The fact is that nobody has any gra or respect for this limp attempt to nod in the direction of Irish unity. It should be dropped straight away and be replaced by There Is an Isle. This is a very harmonious, non-sectarian ballad with profound rugby resonances which could get us through any problems which might arise until we are adult enough to have an agreed All-Ireland anthem; this should be the song which unites all of us in rugby and its ethos.

All of which brings me back to Limerick. How can you get away from it? Denis O'Shaughnessy brings it into focus again with his book A Spot So Far, a name plundered from the aforementioned anthem. O'Shaughnessy knows about Garryowen and Young Munsters and the boys from the Yellow Road.

Local "characters" abound in the pages of this opus. One such is `Ducky" Hayes from a place called Flag Lane who "brooked no nonsense, and many a bobby-dazzler, out for his scalp, lived to rue the day".

One such "bobby-dazzler" was Dickie Harris, later Richard of Camelot and other fame. As O'Shaughnessy tells it, Harris was playing for Old Crescent against St Mary's one day and decided that he might make a name for himself by having a shot at `Ducky' Hayes.

Harris came off worst and was carted off for running repairs only to return with his face so heavily bandaged that he was unrecognisable. It was later rumoured that it wasn't Harris at all, but another Old Crescent player who came on at a time when substitutes were not allowed.
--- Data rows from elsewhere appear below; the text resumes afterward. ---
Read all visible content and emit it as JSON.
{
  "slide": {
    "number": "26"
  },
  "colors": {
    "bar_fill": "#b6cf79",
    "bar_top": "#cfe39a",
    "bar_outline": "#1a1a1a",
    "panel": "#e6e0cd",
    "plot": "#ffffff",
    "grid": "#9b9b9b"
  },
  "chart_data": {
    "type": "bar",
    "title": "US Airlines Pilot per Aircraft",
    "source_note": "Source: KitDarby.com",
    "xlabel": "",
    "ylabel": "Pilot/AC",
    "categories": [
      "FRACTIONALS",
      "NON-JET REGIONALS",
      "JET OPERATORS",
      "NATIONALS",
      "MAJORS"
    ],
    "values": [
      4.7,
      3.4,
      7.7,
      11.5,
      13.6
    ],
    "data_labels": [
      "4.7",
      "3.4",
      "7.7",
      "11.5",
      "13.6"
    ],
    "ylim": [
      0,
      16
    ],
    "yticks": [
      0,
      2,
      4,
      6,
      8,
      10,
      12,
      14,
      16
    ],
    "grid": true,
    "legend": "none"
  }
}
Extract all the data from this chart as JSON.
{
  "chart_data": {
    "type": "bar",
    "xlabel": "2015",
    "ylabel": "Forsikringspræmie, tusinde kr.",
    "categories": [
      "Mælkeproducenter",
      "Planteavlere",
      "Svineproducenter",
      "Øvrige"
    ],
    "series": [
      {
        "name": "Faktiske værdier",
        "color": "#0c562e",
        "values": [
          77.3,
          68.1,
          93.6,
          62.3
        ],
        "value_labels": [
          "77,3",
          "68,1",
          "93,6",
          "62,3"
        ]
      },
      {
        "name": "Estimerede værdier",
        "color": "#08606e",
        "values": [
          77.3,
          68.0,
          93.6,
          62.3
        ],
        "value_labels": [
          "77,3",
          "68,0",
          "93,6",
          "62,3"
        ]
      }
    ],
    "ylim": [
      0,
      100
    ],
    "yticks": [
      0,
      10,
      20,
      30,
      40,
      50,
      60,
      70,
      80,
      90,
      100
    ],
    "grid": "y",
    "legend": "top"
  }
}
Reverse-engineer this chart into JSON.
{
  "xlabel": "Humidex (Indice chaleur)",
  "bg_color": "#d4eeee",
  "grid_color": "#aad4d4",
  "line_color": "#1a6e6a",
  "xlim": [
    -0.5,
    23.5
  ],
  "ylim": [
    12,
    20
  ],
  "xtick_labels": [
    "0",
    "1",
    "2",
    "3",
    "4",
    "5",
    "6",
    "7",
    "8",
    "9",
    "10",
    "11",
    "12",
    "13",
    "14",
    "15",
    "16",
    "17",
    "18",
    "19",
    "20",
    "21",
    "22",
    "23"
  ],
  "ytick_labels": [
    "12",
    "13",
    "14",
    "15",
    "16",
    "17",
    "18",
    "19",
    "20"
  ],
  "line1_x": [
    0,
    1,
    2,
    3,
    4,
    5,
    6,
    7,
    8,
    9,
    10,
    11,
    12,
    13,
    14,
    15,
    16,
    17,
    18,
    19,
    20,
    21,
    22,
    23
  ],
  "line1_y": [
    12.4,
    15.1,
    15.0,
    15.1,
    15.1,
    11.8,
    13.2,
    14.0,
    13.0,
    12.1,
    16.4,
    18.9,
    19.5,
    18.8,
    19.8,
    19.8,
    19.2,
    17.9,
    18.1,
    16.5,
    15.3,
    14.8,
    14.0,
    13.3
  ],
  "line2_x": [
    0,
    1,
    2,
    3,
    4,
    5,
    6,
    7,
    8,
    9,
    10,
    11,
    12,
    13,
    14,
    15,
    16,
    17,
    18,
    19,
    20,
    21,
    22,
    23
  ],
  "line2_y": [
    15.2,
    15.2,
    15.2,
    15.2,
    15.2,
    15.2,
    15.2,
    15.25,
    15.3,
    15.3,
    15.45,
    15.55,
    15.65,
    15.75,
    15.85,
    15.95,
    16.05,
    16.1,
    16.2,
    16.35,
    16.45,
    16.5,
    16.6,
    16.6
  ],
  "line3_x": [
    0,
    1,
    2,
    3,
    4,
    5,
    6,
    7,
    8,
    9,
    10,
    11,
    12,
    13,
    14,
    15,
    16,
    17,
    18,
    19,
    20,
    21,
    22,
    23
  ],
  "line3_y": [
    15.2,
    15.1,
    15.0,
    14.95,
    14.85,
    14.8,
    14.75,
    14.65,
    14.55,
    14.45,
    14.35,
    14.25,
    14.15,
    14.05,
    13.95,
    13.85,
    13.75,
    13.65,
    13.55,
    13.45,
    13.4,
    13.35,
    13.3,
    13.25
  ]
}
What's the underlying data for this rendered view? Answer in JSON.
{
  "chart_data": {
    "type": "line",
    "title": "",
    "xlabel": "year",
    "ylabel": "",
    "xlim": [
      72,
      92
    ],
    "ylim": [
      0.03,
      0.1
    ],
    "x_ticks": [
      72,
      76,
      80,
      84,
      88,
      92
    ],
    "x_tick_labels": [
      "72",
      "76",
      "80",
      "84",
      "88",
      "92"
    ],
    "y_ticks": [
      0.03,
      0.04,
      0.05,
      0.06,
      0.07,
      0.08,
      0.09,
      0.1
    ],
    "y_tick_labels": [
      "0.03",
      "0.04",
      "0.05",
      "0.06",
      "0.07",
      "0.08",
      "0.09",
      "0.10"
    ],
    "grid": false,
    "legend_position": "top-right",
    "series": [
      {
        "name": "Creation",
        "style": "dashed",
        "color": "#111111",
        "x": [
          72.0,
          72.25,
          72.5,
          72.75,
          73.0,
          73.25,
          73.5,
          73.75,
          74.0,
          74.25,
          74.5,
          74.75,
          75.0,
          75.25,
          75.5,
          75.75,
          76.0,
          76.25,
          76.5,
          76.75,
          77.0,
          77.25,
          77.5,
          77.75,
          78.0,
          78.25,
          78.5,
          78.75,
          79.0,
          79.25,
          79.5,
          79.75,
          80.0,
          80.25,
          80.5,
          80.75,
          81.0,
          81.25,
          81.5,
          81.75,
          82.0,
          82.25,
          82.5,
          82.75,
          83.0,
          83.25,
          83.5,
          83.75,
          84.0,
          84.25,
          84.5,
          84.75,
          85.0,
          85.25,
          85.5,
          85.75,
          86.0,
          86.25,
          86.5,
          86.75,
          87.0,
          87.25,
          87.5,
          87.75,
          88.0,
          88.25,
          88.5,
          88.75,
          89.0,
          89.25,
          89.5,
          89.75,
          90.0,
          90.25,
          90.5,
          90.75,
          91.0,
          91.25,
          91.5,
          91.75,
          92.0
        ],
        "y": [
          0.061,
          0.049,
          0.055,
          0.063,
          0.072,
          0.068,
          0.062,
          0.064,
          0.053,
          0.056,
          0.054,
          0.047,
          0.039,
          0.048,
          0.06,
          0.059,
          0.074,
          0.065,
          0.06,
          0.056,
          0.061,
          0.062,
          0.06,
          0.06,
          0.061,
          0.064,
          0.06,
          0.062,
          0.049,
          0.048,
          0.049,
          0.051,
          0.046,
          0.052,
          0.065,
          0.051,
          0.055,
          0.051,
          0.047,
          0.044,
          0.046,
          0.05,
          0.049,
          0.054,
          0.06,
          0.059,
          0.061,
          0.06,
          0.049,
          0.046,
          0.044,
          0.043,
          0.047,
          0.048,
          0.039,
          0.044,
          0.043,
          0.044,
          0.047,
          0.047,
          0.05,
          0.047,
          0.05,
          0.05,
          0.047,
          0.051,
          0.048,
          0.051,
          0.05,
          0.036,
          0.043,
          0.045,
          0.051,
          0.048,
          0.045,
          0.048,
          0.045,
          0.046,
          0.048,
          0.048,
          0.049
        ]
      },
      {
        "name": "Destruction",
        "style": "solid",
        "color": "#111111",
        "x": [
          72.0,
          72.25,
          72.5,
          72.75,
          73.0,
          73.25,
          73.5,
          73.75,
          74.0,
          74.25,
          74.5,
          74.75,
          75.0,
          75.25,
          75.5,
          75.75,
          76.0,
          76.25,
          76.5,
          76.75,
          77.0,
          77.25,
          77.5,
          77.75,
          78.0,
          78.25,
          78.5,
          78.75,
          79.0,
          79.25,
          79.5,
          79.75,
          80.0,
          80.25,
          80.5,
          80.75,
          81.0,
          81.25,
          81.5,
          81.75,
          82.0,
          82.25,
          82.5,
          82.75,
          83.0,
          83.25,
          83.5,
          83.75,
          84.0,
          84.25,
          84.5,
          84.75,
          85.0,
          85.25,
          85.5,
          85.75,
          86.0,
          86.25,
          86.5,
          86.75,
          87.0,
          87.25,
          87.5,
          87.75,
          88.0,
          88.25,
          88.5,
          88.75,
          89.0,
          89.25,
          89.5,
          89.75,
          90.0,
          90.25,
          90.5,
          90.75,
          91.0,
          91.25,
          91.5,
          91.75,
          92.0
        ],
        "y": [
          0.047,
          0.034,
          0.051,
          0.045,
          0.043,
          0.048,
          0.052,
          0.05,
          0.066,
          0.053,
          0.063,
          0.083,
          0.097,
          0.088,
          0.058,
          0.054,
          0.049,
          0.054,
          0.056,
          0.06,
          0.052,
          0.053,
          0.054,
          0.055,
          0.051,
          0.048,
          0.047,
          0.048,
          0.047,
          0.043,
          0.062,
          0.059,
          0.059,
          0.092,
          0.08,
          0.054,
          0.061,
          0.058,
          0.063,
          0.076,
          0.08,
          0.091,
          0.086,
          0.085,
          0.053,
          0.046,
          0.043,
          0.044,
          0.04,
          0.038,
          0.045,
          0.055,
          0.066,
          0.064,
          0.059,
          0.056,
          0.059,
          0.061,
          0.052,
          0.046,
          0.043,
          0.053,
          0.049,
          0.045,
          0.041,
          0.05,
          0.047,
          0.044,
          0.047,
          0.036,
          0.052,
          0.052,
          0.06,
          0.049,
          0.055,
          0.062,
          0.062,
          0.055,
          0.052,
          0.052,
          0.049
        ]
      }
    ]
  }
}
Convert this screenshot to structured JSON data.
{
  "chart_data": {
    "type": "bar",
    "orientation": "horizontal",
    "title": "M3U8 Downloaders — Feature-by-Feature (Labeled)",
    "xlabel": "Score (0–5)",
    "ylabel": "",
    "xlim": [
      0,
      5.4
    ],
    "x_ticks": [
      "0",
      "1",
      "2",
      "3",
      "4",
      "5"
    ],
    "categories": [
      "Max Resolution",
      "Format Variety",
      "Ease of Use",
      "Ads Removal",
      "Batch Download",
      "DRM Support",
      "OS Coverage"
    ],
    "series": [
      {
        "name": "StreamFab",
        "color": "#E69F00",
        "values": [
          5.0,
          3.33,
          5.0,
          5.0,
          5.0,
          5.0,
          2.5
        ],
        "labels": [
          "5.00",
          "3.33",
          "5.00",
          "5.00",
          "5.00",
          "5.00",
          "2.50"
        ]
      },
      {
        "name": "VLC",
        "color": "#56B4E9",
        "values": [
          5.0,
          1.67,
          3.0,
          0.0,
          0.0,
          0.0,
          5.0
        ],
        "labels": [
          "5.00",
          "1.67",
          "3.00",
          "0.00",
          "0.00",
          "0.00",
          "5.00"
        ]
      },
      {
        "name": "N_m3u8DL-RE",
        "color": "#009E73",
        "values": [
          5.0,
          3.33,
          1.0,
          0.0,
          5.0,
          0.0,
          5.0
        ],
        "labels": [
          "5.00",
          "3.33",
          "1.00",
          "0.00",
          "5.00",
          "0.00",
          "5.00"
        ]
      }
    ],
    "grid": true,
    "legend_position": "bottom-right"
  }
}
Years later, when Harris was being acclaimed for his role in the award-winning This Sporting Life, the local Limerick cinema was packed for the first showing. In the movie, Harris stepped into a scrum to `sort out' an opponent and did so with some vigour, but the attendance in the Savoy applauded vigorously when a client in the back row shouted: "You wouldn't do it if Ducky Hayes was there."